CAPITOLO SECONDO

 

La tradizione antiochena: da Ignazio a Giovanni Crisostomo[1]

 

 

1. Introduzione

 

In questo e nel prossimo capitolo mi propongo di presentare alcuni testi patristici relativi alla formazione sacerdotale.

Mi limito di necessità a qualche esempio, tra i tanti possibili,[2] riferendomi in questo ca­pitolo alla «tradizione antiochena» e nel prossimo alla «tradizione alessandrina».

Si tratta di una scelta che mette un po' di ordine nell'esposizione, e che d'altra parte aiuta a superare l'immagine di una «teologia dei Padri» rigida e compatta come un monolite. Di fatto la varietà delle antiche «scuole» di Antiochia, di Alessandria, di Edessa... e delle rispettive radici storico-culturali determina nei testi patristici posizioni e sensibilità differenti.

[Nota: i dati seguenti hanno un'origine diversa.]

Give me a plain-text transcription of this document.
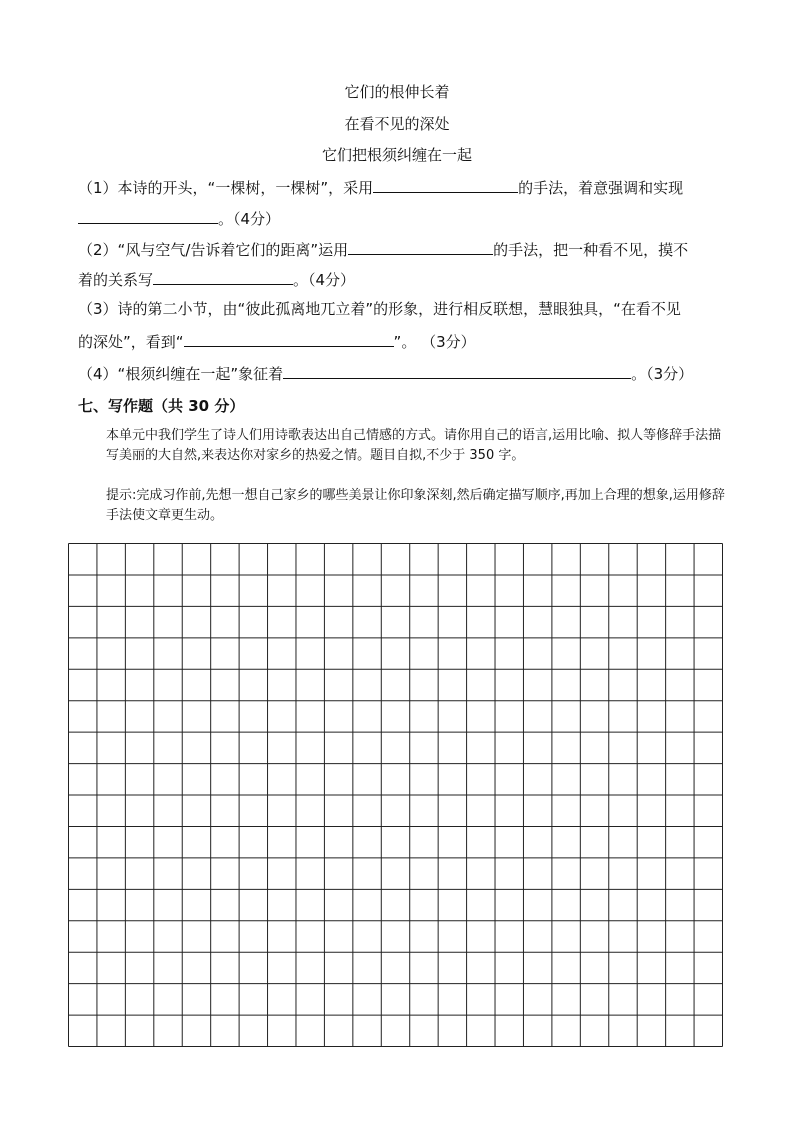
它们的根伸长着
在看不见的深处
它们把根须纠缠在一起
（1）本诗的开头，“一棵树，一棵树”，采用	的手法，着意强调和实现
。（4分）
（2）“风与空气/告诉着它们的距离”运用	的手法，把一种看不见，摸不
着的关系写	。（4分）
（3）诗的第二小节，由“彼此孤离地兀立着”的形象，进行相反联想，慧眼独具，“在看不见
的深处”，看到“	”。 （3分）
（4）“根须纠缠在一起”象征着	。（3分）
七、写作题（共 30 分）
本单元中我们学生了诗人们用诗歌表达出自己情感的方式。请你用自己的语言,运用比喻、拟人等修辞手法描写美丽的大自然,来表达你对家乡的热爱之情。题目自拟,不少于 350 字。
提示:完成习作前,先想一想自己家乡的哪些美景让你印象深刻,然后确定描写顺序,再加上合理的想象,运用修辞手法使文章更生动。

Sono ben noti gli orientamenti delle antiche tradizioni di Antiochia e di Alessandria.

Da una parte Antiochia sembra incarnare le caratteristiche più evidenti del cosiddetto «materialismo» asiatico, sostenitore della lettera in esegesi e dell'umanità del Figlio in cristologia; mentre Alessandria pare accogliere le due istanze - rispettivamente complementari - dell'allegoria in esegesi e della divinità del Verbo in cristologia.[3]

 

 

2. Dalle Lettere di Ignazio (+ 107)[4]

 

E' invalso l'uso di considerare Luciano, maestro di Ario, come il fondatore della «scuola» di Antiochia.

Ma già Ignazio nella prima metà del II secolo ne anticipa alcuni tratti caratteristici, soprat­tutto nello spiccato realismo dei riferimenti all'umanità di Cristo. Egli «è realmente dalla stirpe di Davide», scrive Ignazio agli Smirnesi, «realmente è nato da una vergine..., realmente fu inchioda­to per noi».[5]

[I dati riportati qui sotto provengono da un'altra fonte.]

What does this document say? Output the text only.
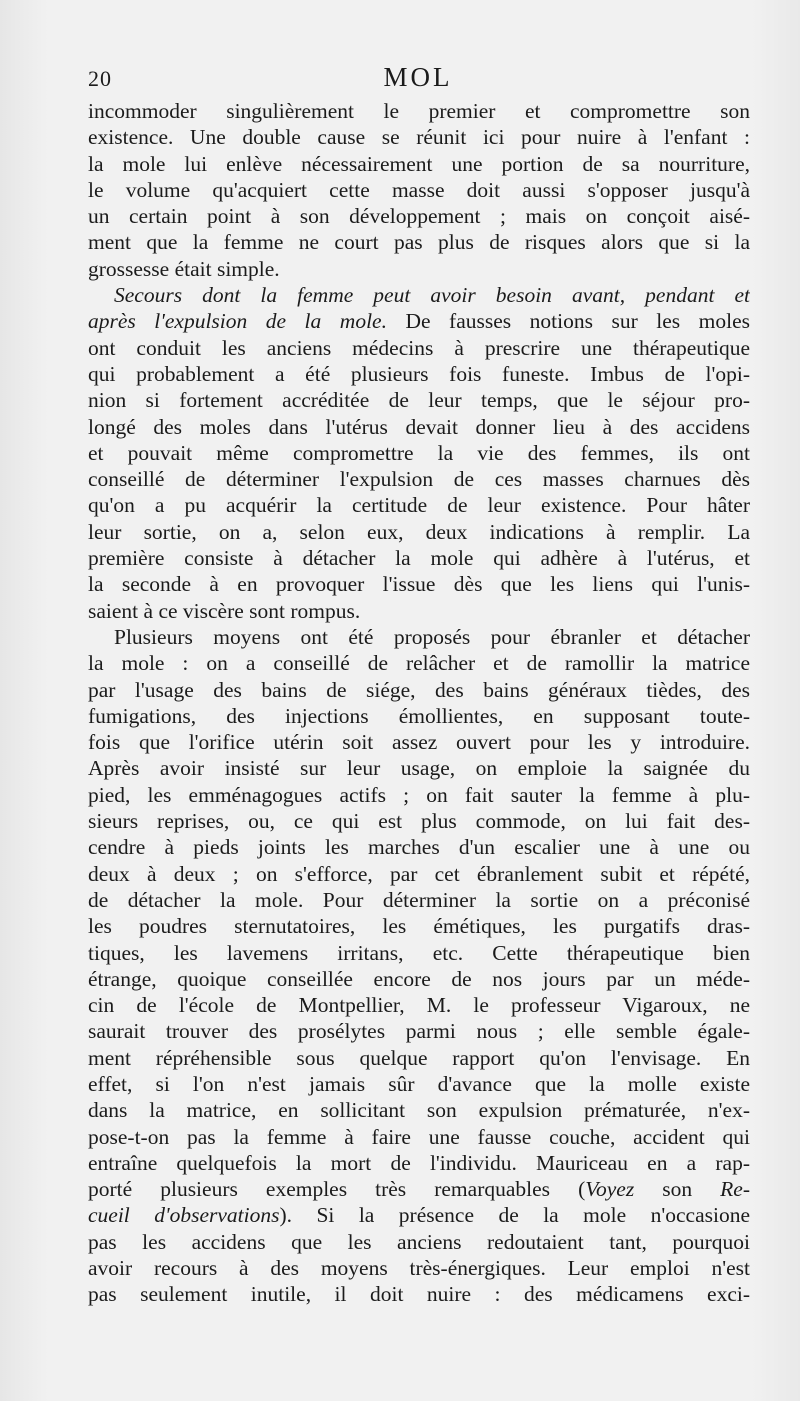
20	MOL
incommoder singulièrement le premier et compromettre son
existence. Une double cause se réunit ici pour nuire à l'enfant :
la mole lui enlève nécessairement une portion de sa nourriture,
le volume qu'acquiert cette masse doit aussi s'opposer jusqu'à
un certain point à son développement ; mais on conçoit aisé-
ment que la femme ne court pas plus de risques alors que si la
grossesse était simple.
Secours dont la femme peut avoir besoin avant, pendant et
après l'expulsion de la mole. De fausses notions sur les moles
ont conduit les anciens médecins à prescrire une thérapeutique
qui probablement a été plusieurs fois funeste. Imbus de l'opi-
nion si fortement accréditée de leur temps, que le séjour pro-
longé des moles dans l'utérus devait donner lieu à des accidens
et pouvait même compromettre la vie des femmes, ils ont
conseillé de déterminer l'expulsion de ces masses charnues dès
qu'on a pu acquérir la certitude de leur existence. Pour hâter
leur sortie, on a, selon eux, deux indications à remplir. La
première consiste à détacher la mole qui adhère à l'utérus, et
la seconde à en provoquer l'issue dès que les liens qui l'unis-
saient à ce viscère sont rompus.
Plusieurs moyens ont été proposés pour ébranler et détacher
la mole : on a conseillé de relâcher et de ramollir la matrice
par l'usage des bains de siége, des bains généraux tièdes, des
fumigations, des injections émollientes, en supposant toute-
fois que l'orifice utérin soit assez ouvert pour les y introduire.
Après avoir insisté sur leur usage, on emploie la saignée du
pied, les emménagogues actifs ; on fait sauter la femme à plu-
sieurs reprises, ou, ce qui est plus commode, on lui fait des-
cendre à pieds joints les marches d'un escalier une à une ou
deux à deux ; on s'efforce, par cet ébranlement subit et répété,
de détacher la mole. Pour déterminer la sortie on a préconisé
les poudres sternutatoires, les émétiques, les purgatifs dras-
tiques, les lavemens irritans, etc. Cette thérapeutique bien
étrange, quoique conseillée encore de nos jours par un méde-
cin de l'école de Montpellier, M. le professeur Vigaroux, ne
saurait trouver des prosélytes parmi nous ; elle semble égale-
ment répréhensible sous quelque rapport qu'on l'envisage. En
effet, si l'on n'est jamais sûr d'avance que la molle existe
dans la matrice, en sollicitant son expulsion prématurée, n'ex-
pose-t-on pas la femme à faire une fausse couche, accident qui
entraîne quelquefois la mort de l'individu. Mauriceau en a rap-
porté plusieurs exemples très remarquables (Voyez son Re-
cueil d'observations). Si la présence de la mole n'occasione
pas les accidens que les anciens redoutaient tant, pourquoi
avoir recours à des moyens très-énergiques. Leur emploi n'est
pas seulement inutile, il doit nuire : des médicamens exci-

Ignazio impiega lo stesso realismo anche quando si riferisce alla Chiesa. In particolare egli allude più volte alla gerarchica ecclesiastica, parlando dei vescovi, dei presbiteri e dei diaconi.[6]

«E' bene per voi», scrive agli Efesini, «procedere insieme d'accordo col pensiero del ve­scovo, cosa che già fate. Infatti il vostro presbiterio, giustamente famoso, degno di Dio, è così armonicamente unito al vescovo come le corde alla cetra. Per questo nella vostra concordia e nel vostro amore sinfonico Gesù Cristo è cantato. E così voi, ad uno ad uno, diventate coro, affinché nella sinfonia della concordia, dopo aver preso il tono di Dio nell'unità, cantiate ad una sola voce».[7] E dopo aver raccomandato agli Smirnesi di non «fare nulla di quelle cose che riguardano la Chiesa senza il vescovo»,[8] confida a Policarpo: «Io offro la mia vita per quelli che sono sotto­messi al vescovo, ai presbiteri e ai diaconi. Possa io con loro avere parte con Dio. Lavorate insie­me gli uni per gli altri, lottate insieme, correte insieme, soffrite insieme, dormite e svegliatevi in­sieme come amministratori di Dio, suoi assessori e servi. Cercate di piacere a colui per il quale militate e dal quale ricevete la mercede. Nessuno di voi sia trovato disertore. Il vostro battesimo rimanga come uno scudo, la fede come un elmo, la carità come una lancia, la pazienza come un'armatura».[9]

 

Si può cogliere nelle Lettere di Ignazio una sorta di dialettica costante e feconda tra due aspetti caratteristici dell'esperienza cristiana: senz'altro la struttura gerarchica della comunità ec­clesiale, di cui abbiamo già parlato, ma anche l'unità fondamentale che lega fra loro tutti i fedeli in Cristo.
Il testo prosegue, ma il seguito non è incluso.